LA MORTE DI ORIANA FALLACI....reazioni sul web

Sul web sono state molte le reazioni alla morte di Oriana Fallaci. Tra le tante riporto queste, le quali lette in sequenza danno l' idea di cosa resta dietro il grande monumento che ci ha da poco lasciato. IL DESERTO!!!


Morta Oriana Fallaci quanti giornalisti liberi di nazionalità italiana rimangono in giro? La Fallaci ha scritto cose che non condividevo e altre su cui ero d’accordo. Ma si è presa sempre dei rischi. Diceva la sua verità, ci metteva la sua faccia.

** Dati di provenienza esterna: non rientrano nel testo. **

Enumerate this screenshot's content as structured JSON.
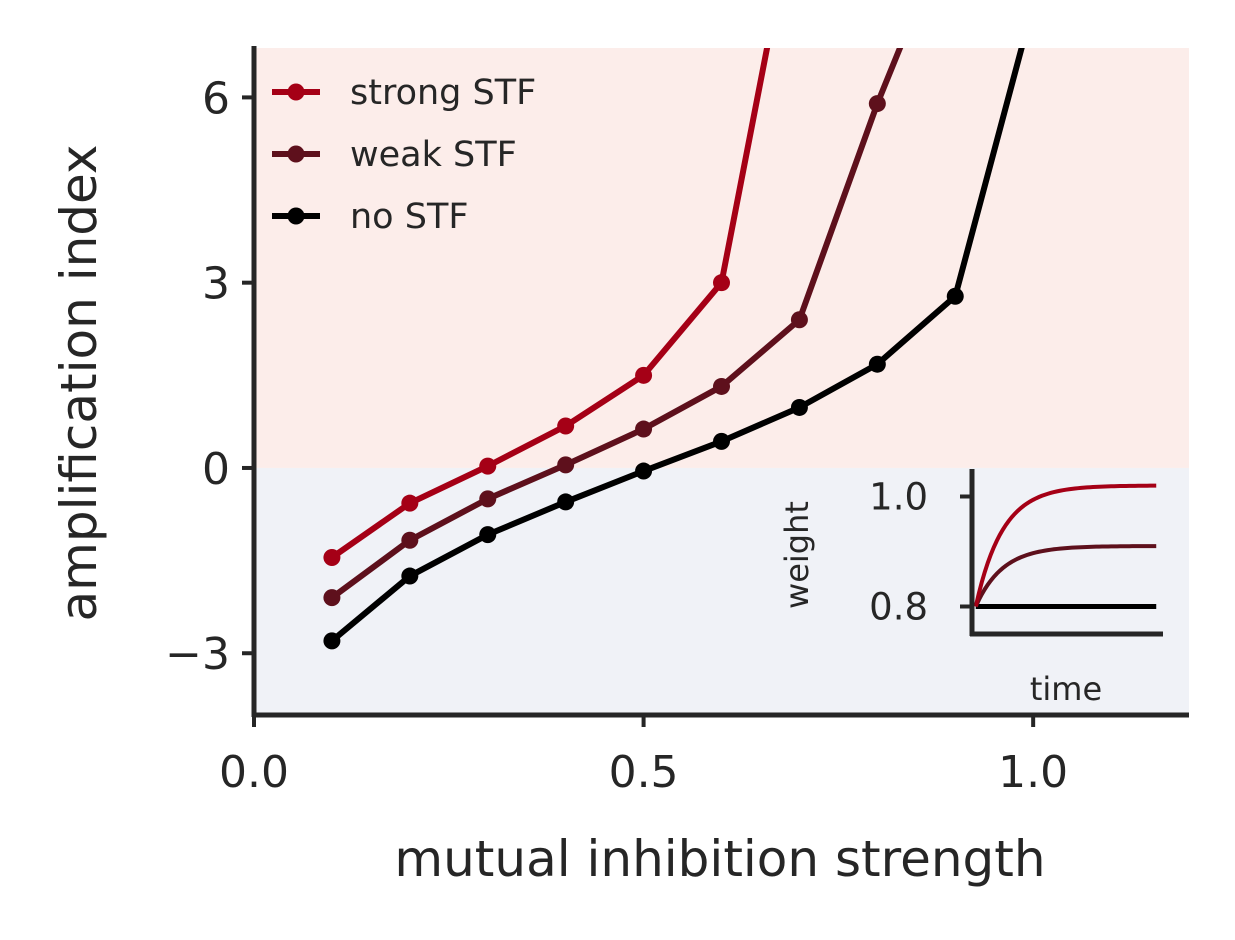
{
  "chart_data": [
    {
      "type": "line",
      "xlabel": "mutual inhibition strength",
      "ylabel": "amplification index",
      "xlim": [
        0.0,
        1.2
      ],
      "ylim": [
        -4.0,
        6.8
      ],
      "x_ticks": [
        0.0,
        0.5,
        1.0
      ],
      "x_tick_labels": [
        "0.0",
        "0.5",
        "1.0"
      ],
      "y_ticks": [
        -3,
        0,
        3,
        6
      ],
      "y_tick_labels": [
        "−3",
        "0",
        "3",
        "6"
      ],
      "grid": false,
      "legend_position": "top-left",
      "background_bands": [
        {
          "from": 0,
          "to": 6.8,
          "color": "#fcedea"
        },
        {
          "from": -4.0,
          "to": 0,
          "color": "#f0f2f7"
        }
      ],
      "series": [
        {
          "name": "strong STF",
          "color": "#a50016",
          "x": [
            0.1,
            0.2,
            0.3,
            0.4,
            0.5,
            0.6,
            0.7
          ],
          "y": [
            -1.45,
            -0.57,
            0.03,
            0.68,
            1.5,
            3.0,
            9.5
          ]
        },
        {
          "name": "weak STF",
          "color": "#5e101c",
          "x": [
            0.1,
            0.2,
            0.3,
            0.4,
            0.5,
            0.6,
            0.7,
            0.8,
            0.9
          ],
          "y": [
            -2.1,
            -1.17,
            -0.5,
            0.05,
            0.63,
            1.32,
            2.4,
            5.9,
            9.0
          ]
        },
        {
          "name": "no STF",
          "color": "#000000",
          "x": [
            0.1,
            0.2,
            0.3,
            0.4,
            0.5,
            0.6,
            0.7,
            0.8,
            0.9,
            1.0
          ],
          "y": [
            -2.8,
            -1.75,
            -1.08,
            -0.55,
            -0.05,
            0.43,
            0.98,
            1.68,
            2.78,
            7.5
          ]
        }
      ]
    },
    {
      "type": "line",
      "xlabel": "time",
      "ylabel": "weight",
      "xlim": [
        0,
        1
      ],
      "ylim": [
        0.75,
        1.05
      ],
      "y_ticks": [
        0.8,
        1.0
      ],
      "y_tick_labels": [
        "0.8",
        "1.0"
      ],
      "series": [
        {
          "color": "#a50016",
          "start": 0.8,
          "plateau": 1.02,
          "rate": 7
        },
        {
          "color": "#5e101c",
          "start": 0.8,
          "plateau": 0.91,
          "rate": 7
        },
        {
          "color": "#000000",
          "start": 0.8,
          "plateau": 0.8,
          "rate": 7
        }
      ]
    }
  ]
}
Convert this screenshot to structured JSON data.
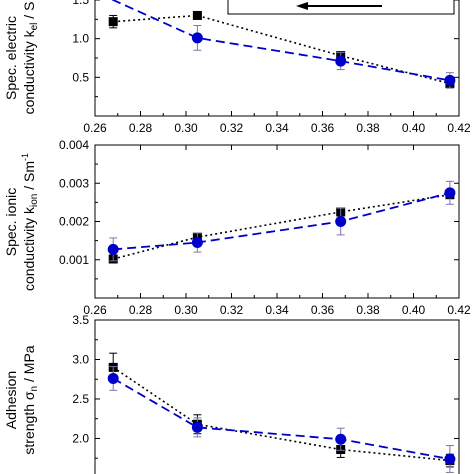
{
  "chart_data": [
    {
      "type": "line",
      "panel": "top",
      "ylabel_lines": [
        "Spec. electric",
        "conductivity k",
        "el",
        " / S"
      ],
      "xlim": [
        0.26,
        0.42
      ],
      "ylim": [
        0.0,
        1.5
      ],
      "xticks": [
        "0.26",
        "0.28",
        "0.30",
        "0.32",
        "0.34",
        "0.36",
        "0.38",
        "0.40",
        "0.42"
      ],
      "yticks": [
        "0.5",
        "1.0",
        "1.5"
      ],
      "series": [
        {
          "marker": "square",
          "color": "#000000",
          "line": "dotted",
          "x": [
            0.268,
            0.305,
            0.368,
            0.416
          ],
          "y": [
            1.22,
            1.3,
            0.78,
            0.42
          ],
          "err": [
            0.08,
            0.03,
            0.05,
            0.04
          ]
        },
        {
          "marker": "circle",
          "color": "#0000cc",
          "line": "dashed",
          "x": [
            0.262,
            0.305,
            0.368,
            0.416
          ],
          "y": [
            1.58,
            1.01,
            0.71,
            0.46
          ],
          "err": [
            0.0,
            0.16,
            0.11,
            0.1
          ]
        }
      ]
    },
    {
      "type": "line",
      "panel": "middle",
      "ylabel_lines": [
        "Spec. ionic",
        "conductivity k",
        "ion",
        " / Sm",
        "-1"
      ],
      "xlim": [
        0.26,
        0.42
      ],
      "ylim": [
        0.0,
        0.004
      ],
      "xticks": [
        "0.26",
        "0.28",
        "0.30",
        "0.32",
        "0.34",
        "0.36",
        "0.38",
        "0.40",
        "0.42"
      ],
      "yticks": [
        "0.001",
        "0.002",
        "0.003",
        "0.004"
      ],
      "series": [
        {
          "marker": "square",
          "color": "#000000",
          "line": "dotted",
          "x": [
            0.268,
            0.305,
            0.368,
            0.416
          ],
          "y": [
            0.00102,
            0.00159,
            0.00225,
            0.0027
          ],
          "err": [
            3e-05,
            5e-05,
            3e-05,
            5e-05
          ]
        },
        {
          "marker": "circle",
          "color": "#0000cc",
          "line": "dashed",
          "x": [
            0.268,
            0.305,
            0.368,
            0.416
          ],
          "y": [
            0.00127,
            0.00145,
            0.002,
            0.00275
          ],
          "err": [
            0.0003,
            0.00025,
            0.00035,
            0.0003
          ]
        }
      ]
    },
    {
      "type": "line",
      "panel": "bottom",
      "ylabel_lines": [
        "Adhesion",
        "strength σ",
        "n",
        " / MPa"
      ],
      "xlim": [
        0.26,
        0.42
      ],
      "ylim": [
        1.55,
        3.5
      ],
      "yticks": [
        "2.0",
        "2.5",
        "3.0",
        "3.5"
      ],
      "series": [
        {
          "marker": "square",
          "color": "#000000",
          "line": "dotted",
          "x": [
            0.268,
            0.305,
            0.368,
            0.416
          ],
          "y": [
            2.9,
            2.18,
            1.86,
            1.72
          ],
          "err": [
            0.18,
            0.12,
            0.1,
            0.08
          ]
        },
        {
          "marker": "circle",
          "color": "#0000cc",
          "line": "dashed",
          "x": [
            0.268,
            0.305,
            0.368,
            0.416
          ],
          "y": [
            2.76,
            2.14,
            1.99,
            1.74
          ],
          "err": [
            0.15,
            0.12,
            0.14,
            0.17
          ]
        }
      ]
    }
  ],
  "colors": {
    "square_series": "#000000",
    "circle_series": "#0000cc"
  }
}
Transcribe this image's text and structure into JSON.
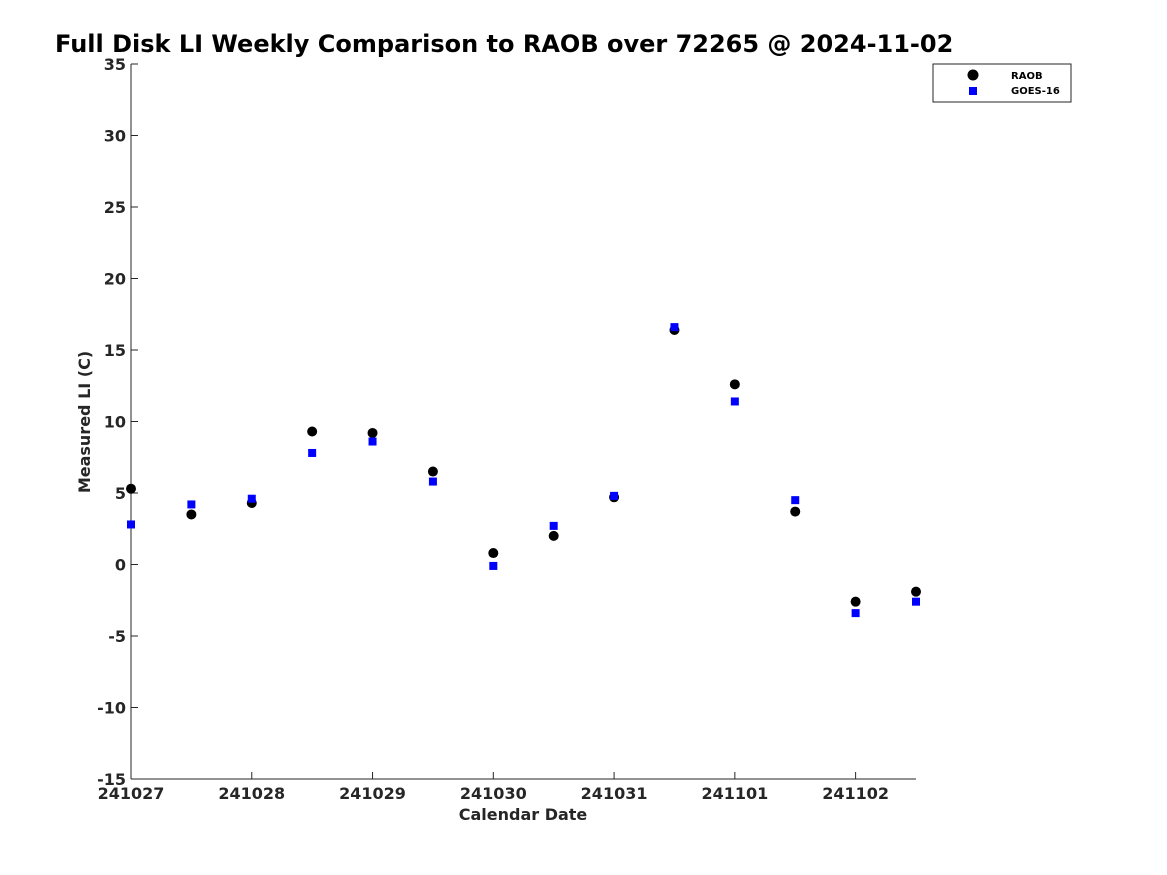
{
  "chart_data": {
    "type": "scatter",
    "title": "Full Disk LI Weekly Comparison to RAOB over 72265 @ 2024-11-02",
    "xlabel": "Calendar Date",
    "ylabel": "Measured LI (C)",
    "xlim": [
      "2024-10-27",
      "2024-11-02 12:00"
    ],
    "ylim": [
      -15,
      35
    ],
    "x_tick_labels": [
      "241027",
      "241028",
      "241029",
      "241030",
      "241031",
      "241101",
      "241102"
    ],
    "y_tick_labels": [
      "-15",
      "-10",
      "-5",
      "0",
      "5",
      "10",
      "15",
      "20",
      "25",
      "30",
      "35"
    ],
    "grid": false,
    "legend_position": "top-right",
    "x": [
      "2024-10-27 00:00",
      "2024-10-27 12:00",
      "2024-10-28 00:00",
      "2024-10-28 12:00",
      "2024-10-29 00:00",
      "2024-10-29 12:00",
      "2024-10-30 00:00",
      "2024-10-30 12:00",
      "2024-10-31 00:00",
      "2024-10-31 12:00",
      "2024-11-01 00:00",
      "2024-11-01 12:00",
      "2024-11-02 00:00",
      "2024-11-02 12:00"
    ],
    "series": [
      {
        "name": "RAOB",
        "marker": "circle",
        "color": "#000000",
        "values": [
          5.3,
          3.5,
          4.3,
          9.3,
          9.2,
          6.5,
          0.8,
          2.0,
          4.7,
          16.4,
          12.6,
          3.7,
          -2.6,
          -1.9
        ]
      },
      {
        "name": "GOES-16",
        "marker": "square",
        "color": "#0000ff",
        "values": [
          2.8,
          4.2,
          4.6,
          7.8,
          8.6,
          5.8,
          -0.1,
          2.7,
          4.8,
          16.6,
          11.4,
          4.5,
          -3.4,
          -2.6
        ]
      }
    ]
  }
}
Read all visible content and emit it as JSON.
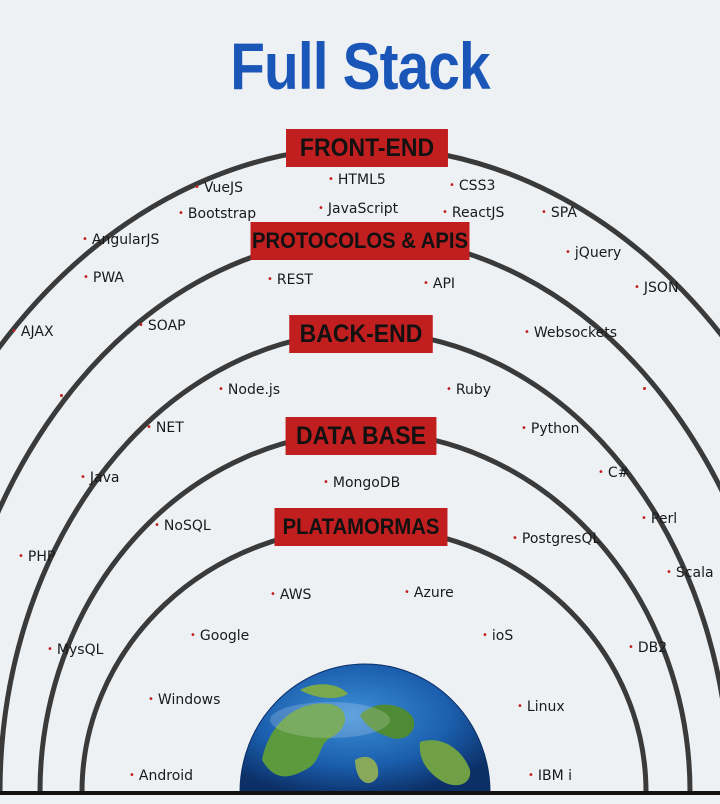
{
  "title": "Full Stack",
  "bands": {
    "frontend": "FRONT-END",
    "protocols": "PROTOCOLOS & APIS",
    "backend": "BACK-END",
    "database": "DATA BASE",
    "platforms": "PLATAMORMAS"
  },
  "frontend_items": [
    "VueJS",
    "HTML5",
    "CSS3",
    "Bootstrap",
    "JavaScript",
    "ReactJS",
    "SPA",
    "AngularJS",
    "jQuery"
  ],
  "protocol_items": [
    "PWA",
    "REST",
    "API",
    "JSON",
    "AJAX",
    "SOAP",
    "Websockets"
  ],
  "backend_items": [
    "Node.js",
    "Ruby",
    "NET",
    "Python",
    "Java",
    "C#",
    "Perl",
    "PHP",
    "Scala"
  ],
  "database_items": [
    "MongoDB",
    "NoSQL",
    "PostgresQL",
    "MysQL",
    "DB2"
  ],
  "platform_items": [
    "AWS",
    "Azure",
    "Google",
    "ioS",
    "Windows",
    "Linux",
    "Android",
    "IBM i"
  ],
  "colors": {
    "title": "#1a56b8",
    "band": "#c11f1f",
    "arc": "#3a3a3a",
    "background": "#eef1f4"
  },
  "icon": "globe-icon"
}
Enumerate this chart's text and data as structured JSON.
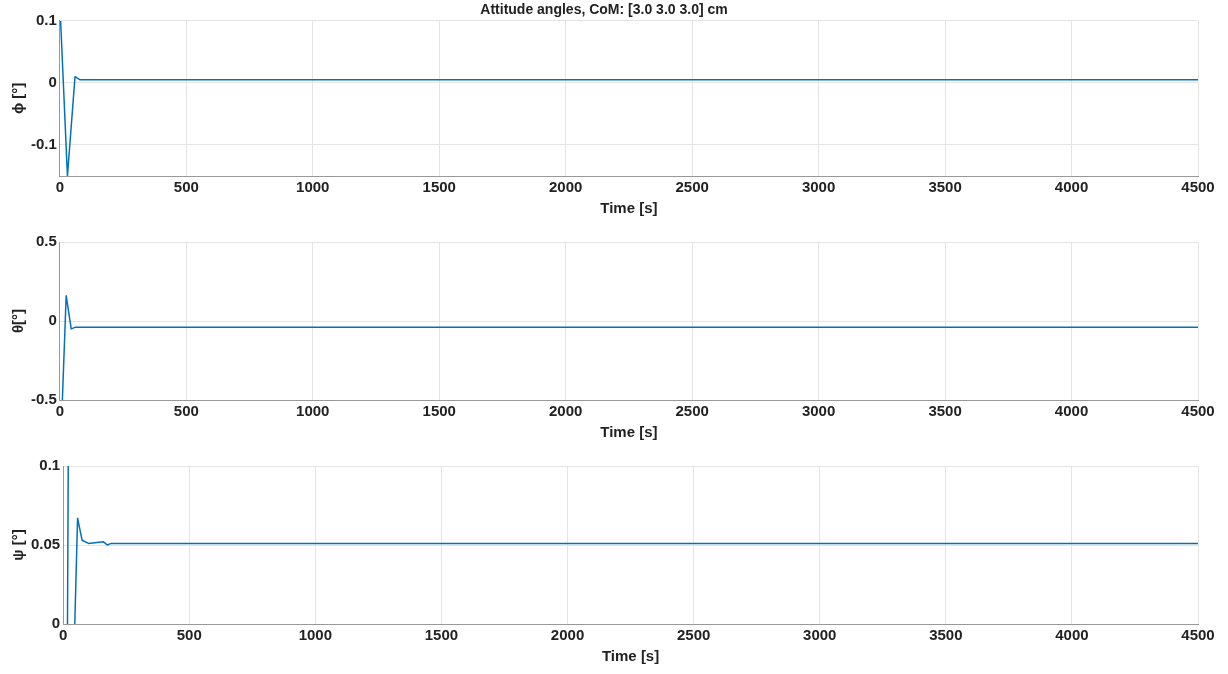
{
  "chart_data": [
    {
      "type": "line",
      "title": "Attitude angles, CoM: [3.0 3.0 3.0] cm",
      "xlabel": "Time [s]",
      "ylabel": "ϕ [°]",
      "grid": true,
      "xlim": [
        0,
        4500
      ],
      "xticks": [
        0,
        500,
        1000,
        1500,
        2000,
        2500,
        3000,
        3500,
        4000,
        4500
      ],
      "ylim": [
        -0.15,
        0.1
      ],
      "yticks": [
        -0.1,
        0,
        0.1
      ],
      "series": [
        {
          "color": "#0072bd",
          "x": [
            3,
            30,
            60,
            80,
            4500
          ],
          "values": [
            0.1,
            -0.15,
            0.01,
            0.005,
            0.005
          ]
        }
      ]
    },
    {
      "type": "line",
      "xlabel": "Time [s]",
      "ylabel": "θ[°]",
      "grid": true,
      "xlim": [
        0,
        4500
      ],
      "xticks": [
        0,
        500,
        1000,
        1500,
        2000,
        2500,
        3000,
        3500,
        4000,
        4500
      ],
      "ylim": [
        -0.5,
        0.5
      ],
      "yticks": [
        -0.5,
        0,
        0.5
      ],
      "series": [
        {
          "color": "#0072bd",
          "x": [
            10,
            25,
            45,
            60,
            4500
          ],
          "values": [
            -0.5,
            0.16,
            -0.05,
            -0.04,
            -0.04
          ]
        }
      ]
    },
    {
      "type": "line",
      "xlabel": "Time [s]",
      "ylabel": "ψ [°]",
      "grid": true,
      "xlim": [
        0,
        4500
      ],
      "xticks": [
        0,
        500,
        1000,
        1500,
        2000,
        2500,
        3000,
        3500,
        4000,
        4500
      ],
      "ylim": [
        0,
        0.1
      ],
      "yticks": [
        0,
        0.05,
        0.1
      ],
      "series": [
        {
          "color": "#0072bd",
          "x": [
            17,
            20,
            33,
            46,
            57,
            75,
            100,
            160,
            175,
            190,
            4500
          ],
          "values": [
            0,
            0.1,
            null,
            0,
            0.067,
            0.053,
            0.051,
            0.052,
            0.05,
            0.051,
            0.051
          ]
        }
      ]
    }
  ]
}
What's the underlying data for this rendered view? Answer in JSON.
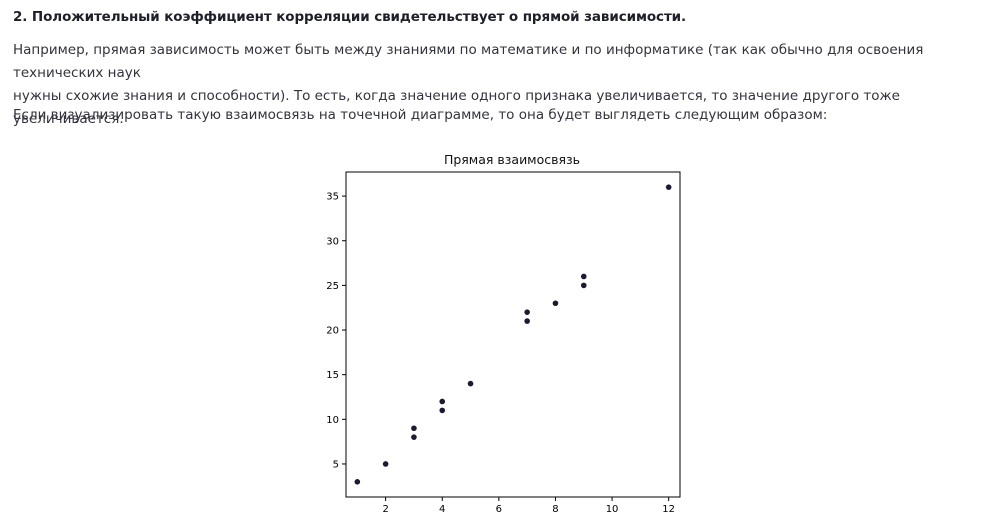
{
  "section": {
    "heading": "2. Положительный коэффициент корреляции свидетельствует о прямой зависимости.",
    "paragraph_1_line_1": "Например, прямая зависимость может быть между знаниями по математике и по информатике (так как обычно для освоения технических наук",
    "paragraph_1_line_2": "нужны схожие знания и способности). То есть, когда значение одного признака увеличивается, то значение другого тоже увеличивается.",
    "paragraph_2": "Если визуализировать такую взаимосвязь на точечной диаграмме, то она будет выглядеть следующим образом:"
  },
  "chart_data": {
    "type": "scatter",
    "title": "Прямая взаимосвязь",
    "xlabel": "",
    "ylabel": "",
    "xlim": [
      0.6,
      12.4
    ],
    "ylim": [
      1.3,
      37.7
    ],
    "x_ticks": [
      2,
      4,
      6,
      8,
      10,
      12
    ],
    "y_ticks": [
      5,
      10,
      15,
      20,
      25,
      30,
      35
    ],
    "grid": false,
    "point_color": "#1a1a33",
    "points": [
      {
        "x": 1,
        "y": 3
      },
      {
        "x": 2,
        "y": 5
      },
      {
        "x": 3,
        "y": 8
      },
      {
        "x": 3,
        "y": 9
      },
      {
        "x": 4,
        "y": 11
      },
      {
        "x": 4,
        "y": 12
      },
      {
        "x": 5,
        "y": 14
      },
      {
        "x": 7,
        "y": 21
      },
      {
        "x": 7,
        "y": 22
      },
      {
        "x": 8,
        "y": 23
      },
      {
        "x": 9,
        "y": 25
      },
      {
        "x": 9,
        "y": 26
      },
      {
        "x": 12,
        "y": 36
      }
    ]
  }
}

Lascia, più che un vuoto, un baratro nel giornalismo italiano. Fare il giornalista non è facile, ci vuole il protettore. Giornalisti senza padroni non ce ne sono più, e quelli che resistono sono sempre più anziani. E anche ripetitivi, ma non ditelo a Eugenio Scalfari. Bisogna andare nella biblioteca comunale e leggersi vecchi pezzi di Montanelli per tirarsi un po’ su. E Travaglio? Mi si chiederà. Ma Travaglio non è un giornalista, è una persona informatasuifattiatempopieno. Un testimone multioculare. Un fenomeno vivente. Uno da fare ministro della Giustizia.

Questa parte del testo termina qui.